Tackling talent shortages: lessons from Australia
Now that customer-facing businesses across the UK have mostly reopened, it is becoming clear that there is a significant talent shortage. Restaurants and pubs, in particular, face a wave of people eager to return to socialising, but many are struggling to find front-of-house staff to facilitate a full-scale return.
According to research by UK Hospitality, venues are finding it difficult to hire front-of-house staff and chefs as they experience a shortage of 188,000 workers, citing a ‘perfect storm’ of Covid, Brexit and the furlough scheme. Some have changed careers, while many of the overseas workers who returned home at the beginning of the pandemic have not come back, with nearly a fifth of them saying the quarantine costs upon return were preventing them.
This isn’t a new phenomenon, nor is it unique to the hospitality industry. The chaos stemming from Covid is far from over, and industries of all types are still experiencing surpluses and shortages at a record pace. Any business involving getting multiple people together for an experience – such as attending a wedding, participating in an event, or going to a concert – is particularly vulnerable to potential closures and talent shortages. Fortunately, there are steps firms can take to prepare for an uncertain future.
Issues down under
Australia is currently experiencing a similar issue to the hospitality industry in the UK. The country completely closed its borders during the pandemic, only allowing a trickle of Australian nationals to return.
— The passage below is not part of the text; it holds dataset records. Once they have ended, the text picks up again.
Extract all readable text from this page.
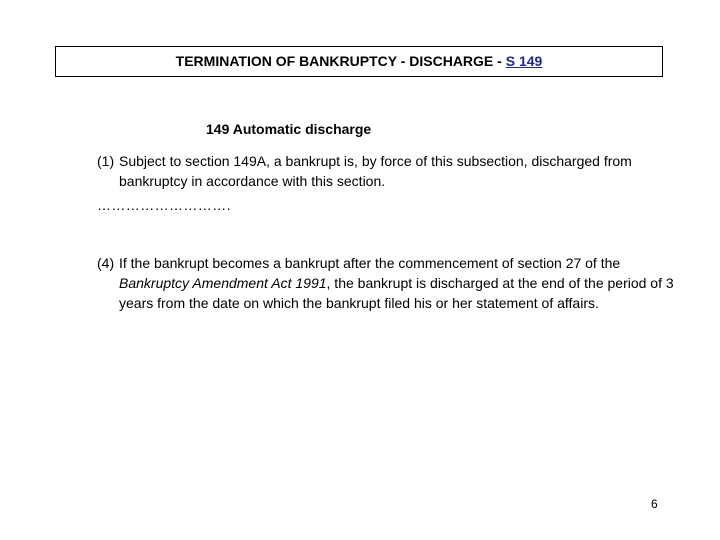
TERMINATION OF BANKRUPTCY - DISCHARGE - S 149
149 Automatic discharge
(1) Subject to section 149A, a bankrupt is, by force of this subsection, discharged from bankruptcy in accordance with this section.
……………………….
(4) If the bankrupt becomes a bankrupt after the commencement of section 27 of the Bankruptcy Amendment Act 1991, the bankrupt is discharged at the end of the period of 3 years from the date on which the bankrupt filed his or her statement of affairs.
6
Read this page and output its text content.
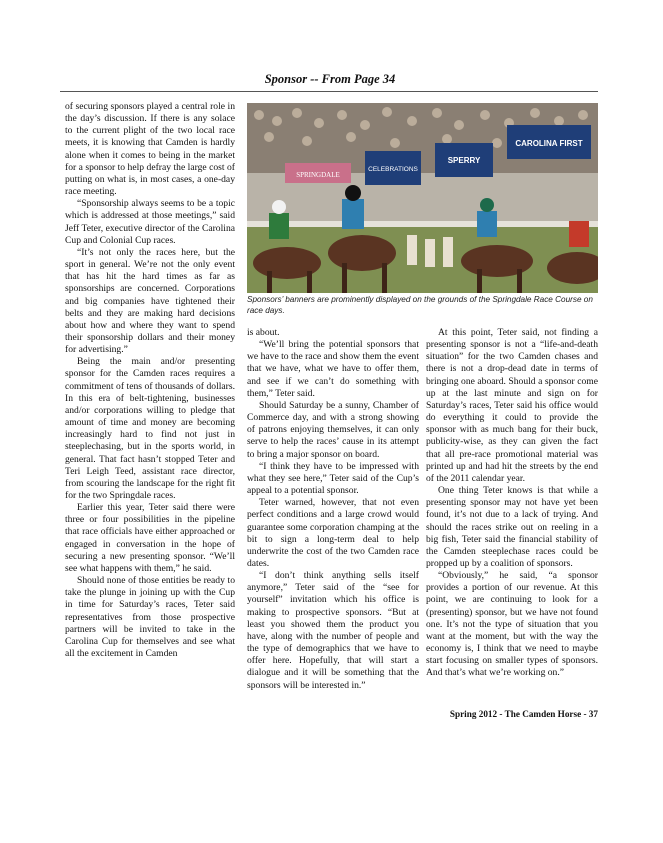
Sponsor -- From Page 34

of securing sponsors played a central role in the day’s discussion. If there is any solace to the current plight of the two local race meets, it is knowing that Camden is hardly alone when it comes to being in the market for a sponsor to help defray the large cost of putting on what is, in most cases, a one-day race meeting.

“Sponsorship always seems to be a topic which is addressed at those meetings,” said Jeff Teter, executive director of the Carolina Cup and Colonial Cup races.

“It’s not only the races here, but the sport in general. We’re not the only event that has hit the hard times as far as sponsorships are concerned. Corporations and big companies have tightened their belts and they are making hard decisions about how and where they want to spend their sponsorship dollars and their money for advertising.”

Being the main and/or presenting sponsor for the Camden races requires a commitment of tens of thousands of dollars. In this era of belt-tightening, businesses and/or corporations willing to pledge that amount of time and money are becoming increasingly hard to find not just in steeplechasing, but in the sports world, in general. That fact hasn’t stopped Teter and Teri Leigh Teed, assistant race director, from scouring the landscape for the right fit for the two Springdale races.

Earlier this year, Teter said there were three or four possibilities in the pipeline that race officials have either approached or engaged in conversation in the hope of securing a new presenting sponsor. “We’ll see what happens with them,” he said.

Should none of those entities be ready to take the plunge in joining up with the Cup in time for Saturday’s races, Teter said representatives from those prospective partners will be invited to take in the Carolina Cup for themselves and see what all the excitement in Camden

SPRINGDALE
CELEBRATIONS
SPERRY
CAROLINA FIRST
Sponsors’ banners are prominently displayed on the grounds of the Springdale Race Course on race days.

is about.

“We’ll bring the potential sponsors that we have to the race and show them the event that we have, what we have to offer them, and see if we can’t do something with them,” Teter said.

Should Saturday be a sunny, Chamber of Commerce day, and with a strong showing of patrons enjoying themselves, it can only serve to help the races’ cause in its attempt to bring a major sponsor on board.

“I think they have to be impressed with what they see here,” Teter said of the Cup’s appeal to a potential sponsor.

Teter warned, however, that not even perfect conditions and a large crowd would guarantee some corporation champing at the bit to sign a long-term deal to help underwrite the cost of the two Camden race dates.

“I don’t think anything sells itself anymore,” Teter said of the “see for yourself” invitation which his office is making to prospective sponsors. “But at least you showed them the product you have, along with the number of people and the type of demographics that we have to offer here. Hopefully, that will start a dialogue and it will be something that the sponsors will be interested in.”

At this point, Teter said, not finding a presenting sponsor is not a “life-and-death situation” for the two Camden chases and there is not a drop-dead date in terms of bringing one aboard. Should a sponsor come up at the last minute and sign on for Saturday’s races, Teter said his office would do everything it could to provide the sponsor with as much bang for their buck, publicity-wise, as they can given the fact that all pre-race promotional material was printed up and had hit the streets by the end of the 2011 calendar year.

One thing Teter knows is that while a presenting sponsor may not have yet been found, it’s not due to a lack of trying. And should the races strike out on reeling in a big fish, Teter said the financial stability of the Camden steeplechase races could be propped up by a coalition of sponsors.

“Obviously,” he said, “a sponsor provides a portion of our revenue. At this point, we are continuing to look for a (presenting) sponsor, but we have not found one. It’s not the type of situation that you want at the moment, but with the way the economy is, I think that we need to maybe start focusing on smaller types of sponsors. And that’s what we’re working on.”

Spring 2012 - The Camden Horse - 37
This has caused a significant talent shortage, as experts and skilled workers from overseas have been unable to enter the country. At Bullhorn, we have a team in Australia, and I’ve spoken to them to understand the issue and gather their advice for the rest of us.
They say that hiring bounced back suddenly following the downturn. While many were anticipating a moderate recovery, the speed left many recruiters struggling to meet demand. Many recruitment firms were themselves struggling to hire to meet the influx.
As Aaron McIntosh, Managing Director, APAC at Bullhorn explained: “Many recruitment firms downsized during the pandemic. This meant that a large number of recruiters either left the industry or went on to start their own business, so they were no longer available to be hired back. The issue was further compounded by that the fact that, with the borders being closed, there was no influx of new candidates from the UK.”
These firms are experiencing a perfect storm: businesses are hiring faster than they can process applicants. No recruiter ever wants to pass on considering a candidate or filling a job opening because they don’t have the hours in the day. Meanwhile, the natural solution of bringing in more staff to the recruiting firm hasn’t worked because of the suddenness of the recovery.
Automating the solution
In Australia, the organisations that are having the best time in this tsunami of demand are the ones that have heavily invested in technology and automation. Firms that took the quiet period during Covid to learn and implement new tech now reap the benefits of time savings and efficiency.
Even if tech-forward firms can’t bring in the staff they need, they can still process more candidates and openings than they would have before their digital revamp. According to these firms, the real benefit has been alleviating the “busy work” of recruiting. Rather than taking on repetitive tasks, those responsible for recruiting can spend time on high value processes like speaking with candidates.
Some firms and stakeholders, including many in the C-suite, are still resistant to automation because they are concerned that it removes the human touch. In fact, the addition of technology has actually freed up more time for recruiters to spend engaging on a human level. Being able to send a personalised email or give a candidate a quick video call can make a real difference, especially as ‘ghosting’ and counteroffers are commonplace in the flooded market.
Modern recruiting systems create a pool of talent ready to tap into and will highlight the most appropriate candidates looking to move. This allows candidates that are likely to make it through the process to be prioritised.
The role of reskilling
While reskilling necessarily has a longer lead time than recruiting someone who already has the requisite skills, it’s clear that it’s an important part of the solution, given today’s shortage. From an employer’s perspective, it’s better to bring in someone with the latent ability and reskill them than to leave a role empty indefinitely, hoping that the skills shortage will end, and the perfect candidate will appear.
Reskilling to match candidates with the requirements of a role is likely to become a common practice in the years ahead, and it’s likely to outlast this current shortage. Reskilling takes time, so the earlier businesses and recruiters adopt and invest in the strategy, the sooner they will have access to the skilled employees they seek.
Timeless lessons from a temporary shortage
Although it’s impossible to predict when this one is likely to end, talent shortages don’t last forever, and those hiring certainly have the option of waiting it out. However, there will inevitably be more shortages in the future, so the smart choice is to invest in systems that guard against the most severe impacts. By investing in technology to maximise efficiency and a robust reskilling strategy, firms will be prepared for whatever the future holds.